View details for Web of Science ID 000172496600001
View details for PubMedID 11698114
ELDERLY MEN AND WOMEN ARE LESS RESPONSIVE TO STARTLING NOISES - N1, P3 AND BLINK EVIDENCE
ELSEVIER SCIENCE BV. 1995: 57-80
Previously we observed that the P3 component of the event-related brain potential (ERP) elicited by startling noises, and to a lesser extent P3 to target tones, is reduced in the elderly (Ford & Pfefferbaum, 1991).
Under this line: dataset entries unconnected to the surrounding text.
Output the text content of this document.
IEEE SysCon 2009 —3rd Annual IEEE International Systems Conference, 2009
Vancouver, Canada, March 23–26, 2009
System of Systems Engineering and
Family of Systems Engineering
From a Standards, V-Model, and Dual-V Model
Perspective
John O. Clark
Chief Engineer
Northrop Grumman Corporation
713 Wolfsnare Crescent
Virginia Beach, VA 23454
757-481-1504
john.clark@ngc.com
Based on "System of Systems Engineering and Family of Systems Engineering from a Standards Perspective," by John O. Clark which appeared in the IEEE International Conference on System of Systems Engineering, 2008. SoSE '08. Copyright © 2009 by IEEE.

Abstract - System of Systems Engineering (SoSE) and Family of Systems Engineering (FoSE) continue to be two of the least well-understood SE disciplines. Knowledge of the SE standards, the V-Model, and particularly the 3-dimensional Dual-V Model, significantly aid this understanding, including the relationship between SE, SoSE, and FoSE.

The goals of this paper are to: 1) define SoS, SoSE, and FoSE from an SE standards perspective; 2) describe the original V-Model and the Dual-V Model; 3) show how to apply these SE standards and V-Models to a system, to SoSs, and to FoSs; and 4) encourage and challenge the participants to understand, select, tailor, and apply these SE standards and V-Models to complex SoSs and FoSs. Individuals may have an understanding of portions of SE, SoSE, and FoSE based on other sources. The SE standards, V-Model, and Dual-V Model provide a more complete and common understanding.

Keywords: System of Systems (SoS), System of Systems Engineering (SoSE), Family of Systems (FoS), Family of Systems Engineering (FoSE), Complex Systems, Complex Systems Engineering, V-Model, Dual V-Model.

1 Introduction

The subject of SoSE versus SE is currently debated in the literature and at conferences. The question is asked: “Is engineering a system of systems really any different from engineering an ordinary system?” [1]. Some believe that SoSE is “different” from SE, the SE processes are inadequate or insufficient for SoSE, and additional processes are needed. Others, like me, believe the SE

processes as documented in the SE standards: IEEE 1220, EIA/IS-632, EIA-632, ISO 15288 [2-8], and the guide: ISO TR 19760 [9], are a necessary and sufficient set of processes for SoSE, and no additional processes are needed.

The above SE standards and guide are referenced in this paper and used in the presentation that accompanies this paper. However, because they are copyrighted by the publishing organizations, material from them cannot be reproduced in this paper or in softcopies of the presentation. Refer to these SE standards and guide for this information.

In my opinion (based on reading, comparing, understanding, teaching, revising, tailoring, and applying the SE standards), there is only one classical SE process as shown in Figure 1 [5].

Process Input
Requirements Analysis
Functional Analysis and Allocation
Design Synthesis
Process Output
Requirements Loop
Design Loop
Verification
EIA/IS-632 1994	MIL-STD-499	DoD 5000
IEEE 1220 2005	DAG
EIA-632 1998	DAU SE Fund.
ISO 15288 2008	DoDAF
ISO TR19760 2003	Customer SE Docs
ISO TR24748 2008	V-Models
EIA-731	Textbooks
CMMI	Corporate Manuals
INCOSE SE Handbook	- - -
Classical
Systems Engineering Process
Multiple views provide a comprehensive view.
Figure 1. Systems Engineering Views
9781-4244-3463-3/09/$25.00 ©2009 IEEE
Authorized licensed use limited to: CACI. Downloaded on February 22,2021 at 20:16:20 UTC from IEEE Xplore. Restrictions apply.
In the current experiment, we tried to eliminate possible effects of age-related hearing deficits on the responses to noises by filtering them to include only frequencies heard best by the elderly (0-1000 Hz) and by setting noise intensity relative to each subject's threshold (sensation level, SL). Twelve younger (mean 22 years) and 12 older (mean 69 years) men and women listened to three sequences of tones (80%, 500 Hz, 70 dB SPL) and noises (20%). One type of noise occurred in each sequence (wide band noise set to 107 dB SPL, narrow band noise set to 107 dB SPL, or narrow band noise set to approximately 65 dB SL). The order of the three sequences was counterbalanced across age and sex. Younger subjects blinked to the noise 4-5 times more often than older subjects and had N1 and P3 amplitudes that were 2-3 times larger, regardless of the noise type. N1 amplitude to the background frequent tones and non-startle blinks did not differ between groups. Thus, even when noises were narrow band and set relative to each subject's threshold, older subjects were less responsive to startling auditory stimuli than were younger.